Suppose $k$ is a commutative ring, and $V$ is a $k$-module. Let $\operatorname{End}_V$ be the functor $\mathsf{Alg}_k\to\mathsf{Set}$ defined by $\operatorname{End}_V(R)=\operatorname{End}_{R-lin}(R\otimes_k V)$. If $V$ is finitely generated projective, why is $\operatorname{End}_V$ representable by $\operatorname{Sym}(V\otimes_k V^\vee)$?
This is stated in the first half of Example 4.1 of JS Milne's Algebraic Groups, in showing that this functor is an algebraic monoid.

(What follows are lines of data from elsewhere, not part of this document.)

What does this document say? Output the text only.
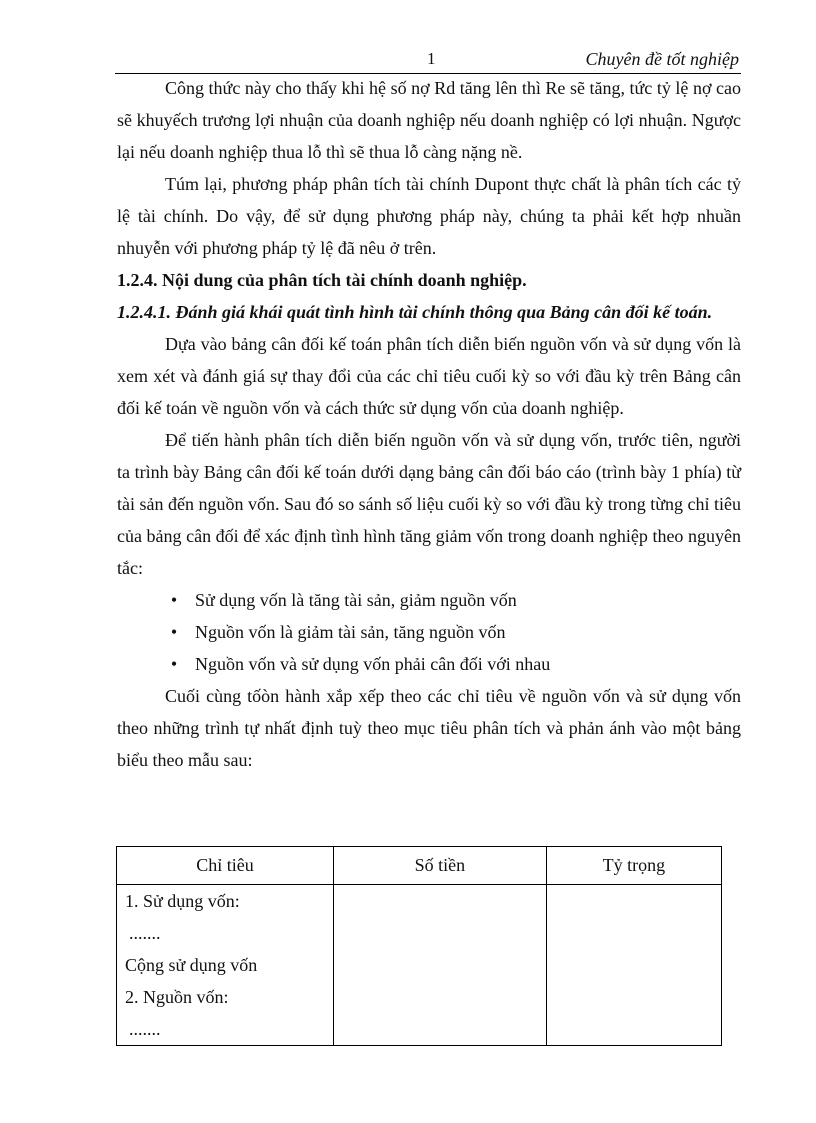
1	Chuyên đề tốt nghiệp

Công thức này cho thấy khi hệ số nợ Rd tăng lên thì Re sẽ tăng, tức tỷ lệ nợ cao sẽ khuyếch trương lợi nhuận của doanh nghiệp nếu doanh nghiệp có lợi nhuận. Ngược lại nếu doanh nghiệp thua lỗ thì sẽ thua lỗ càng nặng nề.

Túm lại, phương pháp phân tích tài chính Dupont thực chất là phân tích các tỷ lệ tài chính. Do vậy, để sử dụng phương pháp này, chúng ta phải kết hợp nhuần nhuyễn với phương pháp tỷ lệ đã nêu ở trên.

1.2.4. Nội dung của phân tích tài chính doanh nghiệp.

1.2.4.1. Đánh giá khái quát tình hình tài chính thông qua Bảng cân đối kế toán.

Dựa vào bảng cân đối kế toán phân tích diễn biến nguồn vốn và sử dụng vốn là xem xét và đánh giá sự thay đổi của các chỉ tiêu cuối kỳ so với đầu kỳ trên Bảng cân đối kế toán về nguồn vốn và cách thức sử dụng vốn của doanh nghiệp.

Để tiến hành phân tích diễn biến nguồn vốn và sử dụng vốn, trước tiên, người ta trình bày Bảng cân đối kế toán dưới dạng bảng cân đối báo cáo (trình bày 1 phía) từ tài sản đến nguồn vốn. Sau đó so sánh số liệu cuối kỳ so với đầu kỳ trong từng chỉ tiêu của bảng cân đối để xác định tình hình tăng giảm vốn trong doanh nghiệp theo nguyên tắc:

• Sử dụng vốn là tăng tài sản, giảm nguồn vốn
• Nguồn vốn là giảm tài sản, tăng nguồn vốn
• Nguồn vốn và sử dụng vốn phải cân đối với nhau

Cuối cùng tốòn hành xắp xếp theo các chỉ tiêu về nguồn vốn và sử dụng vốn theo những trình tự nhất định tuỳ theo mục tiêu phân tích và phản ánh vào một bảng biểu theo mẫu sau:

Chỉ tiêu	Số tiền	Tỷ trọng

1. Sử dụng vốn:
.......
Cộng sử dụng vốn
2. Nguồn vốn:
.......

The claim is that there is a natural bijection $\text{End}_R(R \otimes V) = \text{Hom}_{k-\text{Alg}}(\text{Sym}(V \otimes V^\vee), R)$. By the universal property of the symmetric algebra, the latter is $\text{Hom}_{k-\text{mod}}(V \otimes V^\vee, R)$.
There is a map $ \text{End}_R(R \otimes V)\to \text{Hom}_{k-\text{mod}}(V \otimes V^\vee, R) $ given by the rule
$$M \mapsto [v \otimes f \mapsto f(Mv)].$$
This map is an isomorphism when $V$ is finitely generated free, because it is injective and both sides are $R$-modules of the same rank. Since you may check that this map is an isomorphism Zariski locally on $R$, it follows that it is also an isomorphism when $V$ is finitely generated projective. (I am not positive about this last argument.)